Interview mit Dr. Thomas Drabinski: „Praxisgebühr durch prozentuales Zuzahlungssystem ersetzen“
Die schwarz-gelbe Koalition hat sich auf Eckpunkte für eine Finanzreform der Gesetzlichen Krankenversicherung (GKV) geeinigt, die die Ausgaben stabilisieren und die Finanzierungsgrundlagen sowie den Sozialausgleich stärken soll. Im Gespräch ist auch die Praxisgebühr. Verschiedene Politiker fordern, sie nicht nur einmal im Quartal, sondern bei jedem Arztbesuch zu erheben. Wir fragten Dr. Thomas Drabinski, Leiter des Instituts für Mikrodaten-Analyse in Kiel, was er von diesem Vorschlag hält.
Herr Dr. Drabinski, die Deutschen sind Spitzenreiter beim Arztbesuch. Im Durchschnitt gehen sie 18 Mal im Jahr zum Arzt und zahlen dafür pro Quartal 10 Euro. Hat die Praxisgebühr überhaupt Einfluss auf die Inanspruchnahme eines Arztes und auf die Gesundheitskosten?
Dr. Thomas Drabinski: Als die Praxisgebühr 2004 eingeführt wurde, hoffte man, dass sich auf diese Weise die im internationalen Vergleich hohe Zahl von Arztbesuchen verringern ließe. Nun ist aber klar, dass dieses Ziel nicht erreicht wurde. Nach wie vor geht man in Deutschland häufiger zum Arzt, als überall sonst auf der Welt.
Nun plädieren manche Politiker, aber auch Ärzte, dafür, nicht nur einmal pro Quartal, sondern bei jedem Arztbesuch eine Praxisgebühr zu verlangen. Bliebe es bei der bisherigen Gebühr, kämen statt 40 Euro im Jahr 180 Euro im Jahr auf die Versicherten zu. Würde dies an den häufigen Arztbesuchen etwas ändern? Welche steuernde Wirkung hätte dies?

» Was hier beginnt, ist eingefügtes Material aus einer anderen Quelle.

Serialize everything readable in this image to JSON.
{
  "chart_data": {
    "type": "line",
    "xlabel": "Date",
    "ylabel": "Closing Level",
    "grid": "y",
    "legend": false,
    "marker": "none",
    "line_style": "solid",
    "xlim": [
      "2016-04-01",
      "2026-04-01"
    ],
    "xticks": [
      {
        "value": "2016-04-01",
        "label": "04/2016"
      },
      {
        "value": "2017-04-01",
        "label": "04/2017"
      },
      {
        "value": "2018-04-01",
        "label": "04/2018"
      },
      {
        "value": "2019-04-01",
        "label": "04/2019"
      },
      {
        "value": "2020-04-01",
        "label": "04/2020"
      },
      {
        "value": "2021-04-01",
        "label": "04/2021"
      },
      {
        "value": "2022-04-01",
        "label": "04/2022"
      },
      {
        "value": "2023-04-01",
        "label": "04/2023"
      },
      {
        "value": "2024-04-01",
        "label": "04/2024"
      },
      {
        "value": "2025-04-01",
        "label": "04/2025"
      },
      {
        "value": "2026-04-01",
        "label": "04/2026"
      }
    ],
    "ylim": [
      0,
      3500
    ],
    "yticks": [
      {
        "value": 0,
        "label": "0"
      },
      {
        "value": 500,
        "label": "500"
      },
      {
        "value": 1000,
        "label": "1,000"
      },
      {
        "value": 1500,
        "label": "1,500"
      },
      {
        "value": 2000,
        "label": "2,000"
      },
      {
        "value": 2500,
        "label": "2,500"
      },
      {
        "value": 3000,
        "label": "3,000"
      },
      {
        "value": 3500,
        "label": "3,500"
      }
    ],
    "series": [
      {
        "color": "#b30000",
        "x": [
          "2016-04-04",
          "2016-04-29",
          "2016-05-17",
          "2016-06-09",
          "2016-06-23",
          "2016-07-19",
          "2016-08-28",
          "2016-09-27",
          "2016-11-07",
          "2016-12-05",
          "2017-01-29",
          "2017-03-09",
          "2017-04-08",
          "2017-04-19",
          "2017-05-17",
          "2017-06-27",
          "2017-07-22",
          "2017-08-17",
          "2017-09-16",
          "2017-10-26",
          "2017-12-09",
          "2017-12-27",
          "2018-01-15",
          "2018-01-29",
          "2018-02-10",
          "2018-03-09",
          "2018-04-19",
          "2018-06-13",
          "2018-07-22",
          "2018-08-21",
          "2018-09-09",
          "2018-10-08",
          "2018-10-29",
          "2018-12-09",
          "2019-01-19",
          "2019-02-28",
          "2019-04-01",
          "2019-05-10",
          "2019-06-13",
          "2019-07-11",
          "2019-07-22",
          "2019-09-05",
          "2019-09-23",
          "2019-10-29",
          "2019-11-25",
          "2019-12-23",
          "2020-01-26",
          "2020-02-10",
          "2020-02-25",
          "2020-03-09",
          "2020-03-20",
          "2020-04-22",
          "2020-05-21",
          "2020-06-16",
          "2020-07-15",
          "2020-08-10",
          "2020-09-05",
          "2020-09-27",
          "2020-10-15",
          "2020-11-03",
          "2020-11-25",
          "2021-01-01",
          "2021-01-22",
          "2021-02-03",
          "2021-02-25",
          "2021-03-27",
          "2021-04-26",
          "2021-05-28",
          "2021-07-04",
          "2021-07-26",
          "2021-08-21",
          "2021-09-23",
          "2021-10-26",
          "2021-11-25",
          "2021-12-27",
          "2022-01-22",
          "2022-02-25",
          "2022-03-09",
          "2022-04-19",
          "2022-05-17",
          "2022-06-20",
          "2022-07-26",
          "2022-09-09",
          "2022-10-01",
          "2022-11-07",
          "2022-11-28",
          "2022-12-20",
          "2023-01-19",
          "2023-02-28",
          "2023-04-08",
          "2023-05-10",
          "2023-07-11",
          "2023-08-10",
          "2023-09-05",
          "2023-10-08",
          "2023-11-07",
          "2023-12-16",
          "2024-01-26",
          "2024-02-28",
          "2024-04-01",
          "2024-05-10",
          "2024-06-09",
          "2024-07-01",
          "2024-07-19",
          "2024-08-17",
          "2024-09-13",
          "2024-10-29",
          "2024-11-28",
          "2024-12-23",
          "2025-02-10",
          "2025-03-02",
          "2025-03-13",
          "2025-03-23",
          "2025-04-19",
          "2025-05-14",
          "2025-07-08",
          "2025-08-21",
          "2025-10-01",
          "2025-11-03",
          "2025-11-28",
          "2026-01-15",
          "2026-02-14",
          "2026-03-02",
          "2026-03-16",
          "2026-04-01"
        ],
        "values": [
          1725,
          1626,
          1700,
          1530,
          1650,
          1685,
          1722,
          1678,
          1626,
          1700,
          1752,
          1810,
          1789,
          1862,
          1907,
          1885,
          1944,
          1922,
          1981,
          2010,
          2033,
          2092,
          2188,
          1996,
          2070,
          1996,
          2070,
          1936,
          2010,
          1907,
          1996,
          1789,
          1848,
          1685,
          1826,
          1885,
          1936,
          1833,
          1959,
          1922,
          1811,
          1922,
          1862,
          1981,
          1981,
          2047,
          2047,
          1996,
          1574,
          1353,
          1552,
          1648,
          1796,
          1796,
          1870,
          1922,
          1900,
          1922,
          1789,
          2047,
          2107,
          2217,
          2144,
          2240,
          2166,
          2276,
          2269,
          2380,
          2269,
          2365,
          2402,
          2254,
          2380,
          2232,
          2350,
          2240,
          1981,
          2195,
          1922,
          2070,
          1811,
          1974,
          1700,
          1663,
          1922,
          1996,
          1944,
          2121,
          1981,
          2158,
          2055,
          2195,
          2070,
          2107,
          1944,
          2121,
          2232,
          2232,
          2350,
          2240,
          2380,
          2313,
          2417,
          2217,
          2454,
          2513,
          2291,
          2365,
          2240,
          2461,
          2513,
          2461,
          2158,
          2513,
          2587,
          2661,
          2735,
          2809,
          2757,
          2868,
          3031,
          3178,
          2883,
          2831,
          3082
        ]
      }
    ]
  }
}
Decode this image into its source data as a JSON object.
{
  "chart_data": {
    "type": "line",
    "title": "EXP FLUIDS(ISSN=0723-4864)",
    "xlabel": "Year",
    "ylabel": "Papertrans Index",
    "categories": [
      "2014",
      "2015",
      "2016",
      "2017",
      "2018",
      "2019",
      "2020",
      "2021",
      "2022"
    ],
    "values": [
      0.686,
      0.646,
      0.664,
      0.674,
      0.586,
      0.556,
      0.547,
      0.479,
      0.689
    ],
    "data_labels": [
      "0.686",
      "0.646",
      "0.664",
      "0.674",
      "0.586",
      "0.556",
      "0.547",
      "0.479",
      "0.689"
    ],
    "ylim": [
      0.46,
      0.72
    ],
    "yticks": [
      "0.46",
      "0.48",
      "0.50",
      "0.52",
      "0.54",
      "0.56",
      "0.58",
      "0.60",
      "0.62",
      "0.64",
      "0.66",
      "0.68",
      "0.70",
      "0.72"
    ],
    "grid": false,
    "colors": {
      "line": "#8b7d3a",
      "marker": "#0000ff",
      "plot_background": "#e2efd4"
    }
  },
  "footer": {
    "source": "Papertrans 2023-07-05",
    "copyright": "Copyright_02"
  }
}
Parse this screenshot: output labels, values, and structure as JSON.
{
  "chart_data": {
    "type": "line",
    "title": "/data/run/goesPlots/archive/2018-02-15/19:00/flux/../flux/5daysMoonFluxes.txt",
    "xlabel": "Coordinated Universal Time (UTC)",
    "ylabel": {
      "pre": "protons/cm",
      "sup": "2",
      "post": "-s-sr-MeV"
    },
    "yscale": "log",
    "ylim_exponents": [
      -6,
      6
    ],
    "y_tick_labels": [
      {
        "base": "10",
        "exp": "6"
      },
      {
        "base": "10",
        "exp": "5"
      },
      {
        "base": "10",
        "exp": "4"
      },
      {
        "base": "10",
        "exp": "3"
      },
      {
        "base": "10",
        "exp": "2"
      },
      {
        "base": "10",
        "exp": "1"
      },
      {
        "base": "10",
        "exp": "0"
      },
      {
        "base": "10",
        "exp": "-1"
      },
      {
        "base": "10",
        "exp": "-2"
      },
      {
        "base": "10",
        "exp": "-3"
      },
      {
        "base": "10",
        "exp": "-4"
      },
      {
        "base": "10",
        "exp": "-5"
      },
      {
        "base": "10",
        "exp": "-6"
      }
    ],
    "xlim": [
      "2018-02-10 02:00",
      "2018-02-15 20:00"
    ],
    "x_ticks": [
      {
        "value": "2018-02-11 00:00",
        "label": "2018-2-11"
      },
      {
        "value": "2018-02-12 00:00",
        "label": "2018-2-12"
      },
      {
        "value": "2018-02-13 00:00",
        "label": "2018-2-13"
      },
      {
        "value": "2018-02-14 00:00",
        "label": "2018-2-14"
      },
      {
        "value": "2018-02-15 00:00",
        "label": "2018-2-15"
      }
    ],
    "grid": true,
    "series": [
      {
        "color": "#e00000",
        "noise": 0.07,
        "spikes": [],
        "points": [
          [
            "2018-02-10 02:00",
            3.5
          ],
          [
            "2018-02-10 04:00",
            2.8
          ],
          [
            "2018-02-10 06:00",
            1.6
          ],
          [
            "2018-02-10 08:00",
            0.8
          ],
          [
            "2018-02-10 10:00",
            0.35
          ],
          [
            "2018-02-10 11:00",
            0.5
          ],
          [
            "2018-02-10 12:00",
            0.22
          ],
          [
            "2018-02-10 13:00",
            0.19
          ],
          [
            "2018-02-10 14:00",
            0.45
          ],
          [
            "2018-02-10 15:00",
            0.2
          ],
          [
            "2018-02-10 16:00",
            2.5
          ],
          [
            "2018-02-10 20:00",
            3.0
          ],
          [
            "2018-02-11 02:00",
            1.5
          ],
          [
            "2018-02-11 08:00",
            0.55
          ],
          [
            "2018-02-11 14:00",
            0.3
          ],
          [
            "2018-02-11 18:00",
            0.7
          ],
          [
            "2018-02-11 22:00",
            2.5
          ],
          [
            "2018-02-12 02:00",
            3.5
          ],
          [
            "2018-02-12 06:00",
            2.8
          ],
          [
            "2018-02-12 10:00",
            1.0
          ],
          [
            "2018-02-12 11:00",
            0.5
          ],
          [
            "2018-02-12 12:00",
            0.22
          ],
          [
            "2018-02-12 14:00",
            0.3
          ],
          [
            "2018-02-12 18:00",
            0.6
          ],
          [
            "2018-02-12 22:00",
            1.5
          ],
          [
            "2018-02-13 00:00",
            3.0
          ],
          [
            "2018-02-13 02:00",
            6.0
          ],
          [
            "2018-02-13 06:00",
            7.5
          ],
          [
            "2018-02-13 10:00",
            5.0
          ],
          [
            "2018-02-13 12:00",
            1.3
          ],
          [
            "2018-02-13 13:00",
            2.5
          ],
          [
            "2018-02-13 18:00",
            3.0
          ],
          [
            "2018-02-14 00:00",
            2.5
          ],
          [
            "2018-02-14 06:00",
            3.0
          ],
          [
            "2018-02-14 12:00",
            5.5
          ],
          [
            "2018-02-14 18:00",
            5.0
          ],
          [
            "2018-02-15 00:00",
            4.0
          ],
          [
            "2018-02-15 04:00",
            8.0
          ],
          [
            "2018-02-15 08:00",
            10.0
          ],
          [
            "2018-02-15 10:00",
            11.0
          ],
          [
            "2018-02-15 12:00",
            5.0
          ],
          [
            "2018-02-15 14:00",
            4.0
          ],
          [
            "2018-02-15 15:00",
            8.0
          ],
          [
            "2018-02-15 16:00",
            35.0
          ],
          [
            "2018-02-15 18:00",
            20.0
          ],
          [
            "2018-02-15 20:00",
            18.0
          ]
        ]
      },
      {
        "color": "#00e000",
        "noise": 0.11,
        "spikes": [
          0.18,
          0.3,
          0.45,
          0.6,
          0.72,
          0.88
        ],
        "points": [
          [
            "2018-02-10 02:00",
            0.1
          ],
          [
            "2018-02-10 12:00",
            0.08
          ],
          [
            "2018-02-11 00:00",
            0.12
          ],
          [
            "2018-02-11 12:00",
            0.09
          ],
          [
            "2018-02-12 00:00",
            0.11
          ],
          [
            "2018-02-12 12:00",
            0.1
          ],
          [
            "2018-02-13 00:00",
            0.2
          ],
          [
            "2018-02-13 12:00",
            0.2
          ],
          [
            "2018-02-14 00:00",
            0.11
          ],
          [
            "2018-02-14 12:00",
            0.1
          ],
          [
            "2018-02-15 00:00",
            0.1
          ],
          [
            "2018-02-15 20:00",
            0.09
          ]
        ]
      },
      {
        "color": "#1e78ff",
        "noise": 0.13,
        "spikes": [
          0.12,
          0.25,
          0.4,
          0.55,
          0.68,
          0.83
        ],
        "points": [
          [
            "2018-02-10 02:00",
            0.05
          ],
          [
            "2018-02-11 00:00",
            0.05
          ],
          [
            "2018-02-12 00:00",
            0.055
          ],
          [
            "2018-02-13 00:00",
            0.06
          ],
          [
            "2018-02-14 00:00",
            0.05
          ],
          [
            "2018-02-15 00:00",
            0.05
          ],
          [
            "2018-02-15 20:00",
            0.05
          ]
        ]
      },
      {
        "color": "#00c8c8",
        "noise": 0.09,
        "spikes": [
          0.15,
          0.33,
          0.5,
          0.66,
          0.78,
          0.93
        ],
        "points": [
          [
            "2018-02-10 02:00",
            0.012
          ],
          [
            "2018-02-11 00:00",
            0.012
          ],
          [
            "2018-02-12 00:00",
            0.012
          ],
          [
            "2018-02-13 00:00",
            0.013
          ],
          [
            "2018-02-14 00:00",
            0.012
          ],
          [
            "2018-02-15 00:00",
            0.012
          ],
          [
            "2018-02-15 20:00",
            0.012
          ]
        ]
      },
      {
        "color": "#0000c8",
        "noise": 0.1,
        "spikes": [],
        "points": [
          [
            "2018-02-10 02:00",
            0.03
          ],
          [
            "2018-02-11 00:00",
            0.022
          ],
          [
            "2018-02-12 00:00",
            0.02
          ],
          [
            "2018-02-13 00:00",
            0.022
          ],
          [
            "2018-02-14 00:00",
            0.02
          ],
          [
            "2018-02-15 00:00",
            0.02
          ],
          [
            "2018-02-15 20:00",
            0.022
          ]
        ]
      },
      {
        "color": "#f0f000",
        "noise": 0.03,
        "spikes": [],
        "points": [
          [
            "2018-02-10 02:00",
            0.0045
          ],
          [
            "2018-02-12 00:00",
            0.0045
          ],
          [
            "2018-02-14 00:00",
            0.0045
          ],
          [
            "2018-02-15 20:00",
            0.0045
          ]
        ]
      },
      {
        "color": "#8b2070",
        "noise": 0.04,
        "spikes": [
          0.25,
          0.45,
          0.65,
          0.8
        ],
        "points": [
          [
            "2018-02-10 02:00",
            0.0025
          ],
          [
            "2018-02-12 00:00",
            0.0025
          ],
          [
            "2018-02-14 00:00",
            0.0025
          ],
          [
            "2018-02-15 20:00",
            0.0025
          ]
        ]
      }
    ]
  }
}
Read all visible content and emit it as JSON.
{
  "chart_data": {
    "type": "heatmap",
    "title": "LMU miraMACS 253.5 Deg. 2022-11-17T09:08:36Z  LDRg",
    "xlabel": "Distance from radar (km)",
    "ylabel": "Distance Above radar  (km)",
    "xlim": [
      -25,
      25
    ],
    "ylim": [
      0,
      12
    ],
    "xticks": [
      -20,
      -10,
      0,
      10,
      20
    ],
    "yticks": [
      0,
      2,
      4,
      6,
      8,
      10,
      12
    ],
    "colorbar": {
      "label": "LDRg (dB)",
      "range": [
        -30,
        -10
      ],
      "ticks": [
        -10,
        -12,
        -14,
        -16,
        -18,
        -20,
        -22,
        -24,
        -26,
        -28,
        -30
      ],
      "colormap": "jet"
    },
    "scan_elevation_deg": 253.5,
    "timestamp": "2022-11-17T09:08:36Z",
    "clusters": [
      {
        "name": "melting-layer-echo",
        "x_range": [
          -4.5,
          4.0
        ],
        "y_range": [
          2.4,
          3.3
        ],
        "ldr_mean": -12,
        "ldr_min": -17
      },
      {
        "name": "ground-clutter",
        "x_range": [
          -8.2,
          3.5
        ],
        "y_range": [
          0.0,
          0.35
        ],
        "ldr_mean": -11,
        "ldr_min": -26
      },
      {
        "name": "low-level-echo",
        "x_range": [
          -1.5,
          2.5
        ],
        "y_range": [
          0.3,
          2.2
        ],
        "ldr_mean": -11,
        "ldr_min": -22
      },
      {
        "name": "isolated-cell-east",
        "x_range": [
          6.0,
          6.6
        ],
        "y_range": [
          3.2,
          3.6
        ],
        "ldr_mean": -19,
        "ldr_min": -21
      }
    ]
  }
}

Dr. Thomas Drabinski: Eine „Kopfpauschale“ von 10 Euro je Arztbesuch würde nicht bewirken, dass die Versicherten im Rahmen ihrer Möglichkeiten auf eine kostenbewusste und verantwortungsvolle Inanspruchnahme von Leistungen Wert legen. Einkommensschwache würden im Zweifel einfach nur abgeschreckt, da die Eintrittsschranke Praxisgebühr ziemlich hoch wäre und damit auch als unfair bewertet würde.
Bei Arzneimitteln, Heil- und Hilfsmitteln werden die Versicherten – zumindest in gewissen Grenzen – prozentual an den Kosten beteiligt. Wäre dies – bezogen auf die Arztkosten – nicht die bessere Lösung?
Dr. Thomas Drabinski: In der Tat! Sinnvoller wäre es, die Praxisgebühr abzuschaffen und durch ein neues prozentuales Zuzahlungssystem zu ersetzen, bei dem der Zuzahlungsbetrag prozentual abgestuft an die Höhe der Behandlungskosten geknüpft ist, beispielsweise 10 Prozent bei einem Rechungsbetrag bis 50 Euro, 8 Prozent bis 100 Euro usw. bis 1 Prozent ab 1.000 Euro.
Mit der prozentualen Beteiligung tun sich gerade die Krankenkassen schwer. Können Sie sich erklären warum?
Dr. Thomas Drabinski: Die Mehrzahl der Krankenkassen präferiert das klassische Sachleistungsprinzip, bei dem der Patient als unwissendes Individuum in einem quasi preislosen Gesundheitssystem agiert. Dennoch hat ein Wertewandel begonnen, der auf Krankenkassen und medizinische Versorger durchschlagen wird. Der Versicherte will wissen, was die Leistungen kosten, die er über seine Beiträge, Zusatzbeiträge beziehungsweise Gesundheitsprämien finanziert. Auch, um eine individuelle Kosten-Nutzen-Bewertung anstellen zu können. Prozentuale Zuzahlungen dürften ihn dabei unterstützen.
Eine prozentuale Beteiligung setzt eine Abrechnung voraus. Wäre dies ein Einstieg in die Kostenerstattung?
Dr. Thomas Drabinski: Nicht zwingend. Kostenerstattung bedeutet im klassischen Sinne, dass der Patient die Behandlungskosten vorstrecken muss und diese dann von seiner Krankenkasse zurückfordert. In einem prozentualen Zuzahlungssystem sind aber auch indirekte Formen der Abrechnung möglich, bei denen die Zuzahlungen durch eine Neujustierung der Abrechnungsprozesse organisiert wird, ohne das beispielsweise Einkommensschwache in eine zu hohe finanzielle Vorleistung treten müssen.